I believe that this “biological = selfish, social = cooperative” dichotomy is wrong. It is a popular mistake to make, because it provides legitimacy to all kinds of political regimes, by allowing them to take credit for everything good that humans living in them do. It also allows one to express “edgy” opinions about human nature.
But if homo sapiens actually had no biological foundations for trust, altruism, and cooperation, then… it would be extremely difficult for our societies to instill such values in humans; and most likely we wouldn’t even try, because we simply wouldn’t think about such things as desirable. The very idea that fundamentally uncooperative humans somehow decided to cooperate at creating a society that brainwashes humans into being capable of cooperation is… somewhat self-contradictory.
(The usual argument is that it would make sense, even for a perfectly selfish asshole, to brainwash other people into becoming cooperative altruists. The problem with this argument is that the hypothetical perfectly selfish wannabe social engineer couldn’t accomplish such project alone. And when many people start cooperating on brainwashing the next generation, what makes even more sense for a perfectly selfish asshole is to… shirk their duty at creating the utopia, or even try to somehow profit from undermining this communal effort.)

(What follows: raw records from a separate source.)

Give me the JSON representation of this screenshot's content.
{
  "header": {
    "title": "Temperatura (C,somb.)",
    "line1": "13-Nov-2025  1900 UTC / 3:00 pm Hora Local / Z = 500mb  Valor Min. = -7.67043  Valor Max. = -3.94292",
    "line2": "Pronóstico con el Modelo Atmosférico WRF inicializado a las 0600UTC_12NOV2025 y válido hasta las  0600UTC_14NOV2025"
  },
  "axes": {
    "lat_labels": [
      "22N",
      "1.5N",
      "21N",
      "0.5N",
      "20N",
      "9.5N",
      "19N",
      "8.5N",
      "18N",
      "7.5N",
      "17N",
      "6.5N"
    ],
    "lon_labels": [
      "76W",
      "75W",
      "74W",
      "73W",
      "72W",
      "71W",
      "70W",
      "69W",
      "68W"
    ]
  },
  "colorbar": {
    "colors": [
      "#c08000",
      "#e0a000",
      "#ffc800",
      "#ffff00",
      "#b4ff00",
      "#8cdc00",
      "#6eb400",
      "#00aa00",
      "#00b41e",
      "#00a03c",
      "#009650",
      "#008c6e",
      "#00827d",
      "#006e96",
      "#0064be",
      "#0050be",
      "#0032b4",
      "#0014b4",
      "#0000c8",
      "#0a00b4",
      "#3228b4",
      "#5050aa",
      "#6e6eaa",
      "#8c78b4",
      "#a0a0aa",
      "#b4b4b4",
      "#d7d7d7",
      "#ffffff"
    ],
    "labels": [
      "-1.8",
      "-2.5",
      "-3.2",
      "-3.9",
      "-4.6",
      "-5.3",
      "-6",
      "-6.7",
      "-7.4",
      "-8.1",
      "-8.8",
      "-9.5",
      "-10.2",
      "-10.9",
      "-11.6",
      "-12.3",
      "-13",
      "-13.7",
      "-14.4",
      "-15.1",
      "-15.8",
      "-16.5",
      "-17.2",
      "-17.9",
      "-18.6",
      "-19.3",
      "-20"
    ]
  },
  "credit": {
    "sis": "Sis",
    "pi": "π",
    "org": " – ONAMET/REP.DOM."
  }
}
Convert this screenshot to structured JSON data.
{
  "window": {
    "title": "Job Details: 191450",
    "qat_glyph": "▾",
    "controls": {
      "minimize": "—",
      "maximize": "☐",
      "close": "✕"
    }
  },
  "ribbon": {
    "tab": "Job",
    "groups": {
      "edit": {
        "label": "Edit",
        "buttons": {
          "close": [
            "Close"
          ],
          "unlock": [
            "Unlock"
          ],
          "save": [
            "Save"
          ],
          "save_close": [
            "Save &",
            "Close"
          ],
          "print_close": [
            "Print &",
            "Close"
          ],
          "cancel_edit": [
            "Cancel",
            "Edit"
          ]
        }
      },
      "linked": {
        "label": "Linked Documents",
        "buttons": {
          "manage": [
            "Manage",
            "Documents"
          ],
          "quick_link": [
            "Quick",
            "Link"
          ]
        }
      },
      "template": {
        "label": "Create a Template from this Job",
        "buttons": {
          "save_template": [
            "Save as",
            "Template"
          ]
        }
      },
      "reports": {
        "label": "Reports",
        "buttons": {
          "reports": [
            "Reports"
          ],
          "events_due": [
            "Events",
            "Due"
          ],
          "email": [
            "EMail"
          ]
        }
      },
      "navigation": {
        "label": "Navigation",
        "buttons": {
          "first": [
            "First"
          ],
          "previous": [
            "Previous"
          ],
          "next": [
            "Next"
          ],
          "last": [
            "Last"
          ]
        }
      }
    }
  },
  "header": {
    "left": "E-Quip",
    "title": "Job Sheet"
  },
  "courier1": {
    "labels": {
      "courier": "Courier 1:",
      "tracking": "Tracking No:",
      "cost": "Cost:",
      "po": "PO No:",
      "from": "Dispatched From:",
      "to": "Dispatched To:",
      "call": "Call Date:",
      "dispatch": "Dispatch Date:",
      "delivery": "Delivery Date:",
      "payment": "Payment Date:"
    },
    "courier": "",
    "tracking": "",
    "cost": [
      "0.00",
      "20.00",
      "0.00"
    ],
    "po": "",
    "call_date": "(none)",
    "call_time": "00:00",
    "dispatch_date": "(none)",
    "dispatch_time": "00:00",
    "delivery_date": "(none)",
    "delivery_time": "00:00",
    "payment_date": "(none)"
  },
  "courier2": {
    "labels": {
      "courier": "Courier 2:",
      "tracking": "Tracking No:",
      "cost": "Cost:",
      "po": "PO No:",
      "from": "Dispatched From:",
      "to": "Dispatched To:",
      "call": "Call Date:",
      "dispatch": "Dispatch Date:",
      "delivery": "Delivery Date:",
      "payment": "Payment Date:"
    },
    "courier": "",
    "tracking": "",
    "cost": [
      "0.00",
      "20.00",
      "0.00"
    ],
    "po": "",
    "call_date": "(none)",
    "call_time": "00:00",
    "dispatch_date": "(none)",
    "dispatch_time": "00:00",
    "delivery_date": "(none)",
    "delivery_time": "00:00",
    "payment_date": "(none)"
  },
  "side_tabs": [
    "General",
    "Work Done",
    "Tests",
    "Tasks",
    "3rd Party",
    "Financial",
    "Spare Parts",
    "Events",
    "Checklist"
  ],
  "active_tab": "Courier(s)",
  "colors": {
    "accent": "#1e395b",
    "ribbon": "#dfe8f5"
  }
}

Instead, I think we have dozens of instincts which under certain circumstances nudge us towards more or less cooperation. Perhaps in the ancient environment they were balanced in the way that maximized survival (sometimes by cooperation with others, sometimes at their expense), but currently the environment changes too fast for humans to adapt...
I agree with your main point: it is not obvious how training an AI on human preferences (which are sometimes “good” and sometimes “evil”) would help us achieve the goal (separating the “good” from “evil” from “neutral”).
Thanks for responding Viliam. Totally agree with you that “if homo sapiens actually had no biological foundations for trust, altruism, and cooperation, then… it would be extremely difficult for our societies to instill such values”.
As you say, we have a blend of values that shift as required by our environment. I appreciate your agreement that it’s not really clear how training an AI on human preferences solves the issue raised here.
Of all the things I have ever discussed in person or on-line values are the most challenging. I’ve been interested in human values for decades before AI came along and historically there is very little hard science to be found on the subject. I’m delighted that AI is causing values to be studied widely for the first time however in my view we are only about where the ancient Greeks were with regard to the structure of matter or where Gregor Mendel’s study of pea plants fall with regards to genetics. Both fields turned out to be unimaginably complex. Like those I expect the study of values will go on indefinitely as we discover how complicated they really are.
I can see how the math involved likely precludes us writing the necessary code and that “self-teaching” (sorry I don’t know the correct word) is the only way an AI could learn human values but again it seems as if Stuart’s approach is missing a critical component. I’ve finished his book now and although he goes on at length with regards to different scenarios he never definitively addresses the issue I raise here. I think the analogy that children learn many things from their parents, not all of them “good”, applies here and Stuart’s response to this problem re his approach still seems to gloss over the issue.